A proposed revision to the Democratic Republic of Congo’s (DRC) mining code could classify cobalt as a strategic substance, essentially resulting in a tax hike, Mines Minister Martin Kabwelulu has said.
The new mining code has already been passed by the lower house and is now being reviewed by the upper house for possible approval.
Under the country’s current mining code, cobalt is classified as a base metal, alongside copper. If the proposed revision goes through, cobalt will be taxed at rate of 5 percent, more than double the current 2 percent.
Demand for cobalt is set to increase sharply as it is used in the making of lithium-ion batteries, which are used to power electric cars and mobile phones.

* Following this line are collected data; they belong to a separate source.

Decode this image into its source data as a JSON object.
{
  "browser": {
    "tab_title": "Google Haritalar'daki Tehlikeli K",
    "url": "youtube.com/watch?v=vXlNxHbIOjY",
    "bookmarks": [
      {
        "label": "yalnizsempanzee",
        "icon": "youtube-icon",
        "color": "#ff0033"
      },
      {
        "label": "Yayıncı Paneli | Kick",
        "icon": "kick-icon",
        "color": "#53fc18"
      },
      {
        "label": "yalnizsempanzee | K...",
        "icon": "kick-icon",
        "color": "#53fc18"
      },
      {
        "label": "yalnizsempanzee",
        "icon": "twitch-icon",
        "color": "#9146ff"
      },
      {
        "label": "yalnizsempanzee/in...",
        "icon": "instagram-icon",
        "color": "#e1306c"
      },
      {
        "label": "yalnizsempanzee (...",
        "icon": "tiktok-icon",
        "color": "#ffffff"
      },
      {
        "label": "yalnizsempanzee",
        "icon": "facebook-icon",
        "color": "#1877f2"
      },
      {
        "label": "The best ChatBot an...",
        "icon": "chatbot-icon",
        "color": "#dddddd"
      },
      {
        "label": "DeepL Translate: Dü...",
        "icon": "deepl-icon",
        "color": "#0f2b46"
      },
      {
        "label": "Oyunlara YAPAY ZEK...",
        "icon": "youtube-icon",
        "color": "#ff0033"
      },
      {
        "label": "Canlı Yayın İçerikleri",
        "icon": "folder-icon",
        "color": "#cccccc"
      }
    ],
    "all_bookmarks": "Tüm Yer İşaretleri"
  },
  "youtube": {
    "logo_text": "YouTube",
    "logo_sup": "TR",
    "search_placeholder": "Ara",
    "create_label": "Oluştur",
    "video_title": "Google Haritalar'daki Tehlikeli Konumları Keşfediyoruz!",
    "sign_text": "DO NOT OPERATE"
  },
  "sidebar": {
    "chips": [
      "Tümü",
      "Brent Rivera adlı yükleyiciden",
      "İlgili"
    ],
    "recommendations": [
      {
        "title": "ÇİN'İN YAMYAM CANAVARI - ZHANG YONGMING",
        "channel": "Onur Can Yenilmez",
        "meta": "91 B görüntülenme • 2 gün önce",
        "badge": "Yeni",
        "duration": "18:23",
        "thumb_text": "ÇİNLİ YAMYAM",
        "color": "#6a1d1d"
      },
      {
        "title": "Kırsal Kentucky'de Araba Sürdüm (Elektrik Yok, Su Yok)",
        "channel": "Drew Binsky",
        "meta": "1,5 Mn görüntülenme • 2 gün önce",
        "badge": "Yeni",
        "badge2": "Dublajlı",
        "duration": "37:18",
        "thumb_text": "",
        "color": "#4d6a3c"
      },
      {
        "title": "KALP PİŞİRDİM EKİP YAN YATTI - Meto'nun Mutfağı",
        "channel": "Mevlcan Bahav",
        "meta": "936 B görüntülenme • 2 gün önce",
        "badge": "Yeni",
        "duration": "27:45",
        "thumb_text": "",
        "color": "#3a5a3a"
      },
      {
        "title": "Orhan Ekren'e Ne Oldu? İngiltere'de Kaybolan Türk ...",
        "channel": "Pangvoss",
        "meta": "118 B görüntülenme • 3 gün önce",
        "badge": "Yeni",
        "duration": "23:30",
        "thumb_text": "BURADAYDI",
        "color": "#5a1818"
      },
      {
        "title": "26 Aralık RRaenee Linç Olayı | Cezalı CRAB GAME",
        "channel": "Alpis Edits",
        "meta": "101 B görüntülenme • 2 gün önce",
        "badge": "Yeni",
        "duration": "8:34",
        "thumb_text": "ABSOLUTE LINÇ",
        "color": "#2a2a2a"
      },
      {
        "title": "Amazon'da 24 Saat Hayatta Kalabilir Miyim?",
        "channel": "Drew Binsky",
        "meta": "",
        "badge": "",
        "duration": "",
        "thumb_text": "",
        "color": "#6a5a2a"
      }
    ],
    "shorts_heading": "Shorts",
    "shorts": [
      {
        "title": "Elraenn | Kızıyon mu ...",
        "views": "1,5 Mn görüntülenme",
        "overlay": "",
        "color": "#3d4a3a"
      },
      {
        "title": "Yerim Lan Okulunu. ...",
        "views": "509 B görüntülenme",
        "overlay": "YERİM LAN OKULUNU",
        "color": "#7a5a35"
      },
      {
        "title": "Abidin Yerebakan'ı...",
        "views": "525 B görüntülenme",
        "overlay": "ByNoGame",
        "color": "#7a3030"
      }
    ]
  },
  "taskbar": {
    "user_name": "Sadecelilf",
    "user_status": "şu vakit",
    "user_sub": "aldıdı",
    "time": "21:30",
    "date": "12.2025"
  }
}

Electric cars are increasingly being proffered as many countries move away from fossil fuels to meet emissions targets.
Volkswagen AG for instance plans to invest 20 billion euros ($24 billion) by 2030 to roll out electric vehicles, with another 50 billion euros earmarked for batteries.
Volvo Car AB on the other hand says it will have five electric models in its lineup by 2021, while Daimler AG, the owner of Mercedes-Benz, is investing $1 billion to ramp up electric-vehicle production in the U.S.
DRC is Africa’s leading copper producer and the world’s leading cobalt producer. It supplies 63 percent of the world’s cobalt.
Yet the most recent Human Development Report ranks the DRC 176 out of 188 countries, with a life expectancy of 59 years and 77% of the population living below the income poverty line.
The revision of the DRC mining code was proposed in 2015 but its adoption process was halted in March 2016 due to various objections from mining firms which complained about the fact that it would impact the profitability of investments made in the sector.
But the government reintroduced the proposal in May, saying it was essential to enhance its public.Authorities consider the previous mining code to favour foreign investors at the expense of the economy.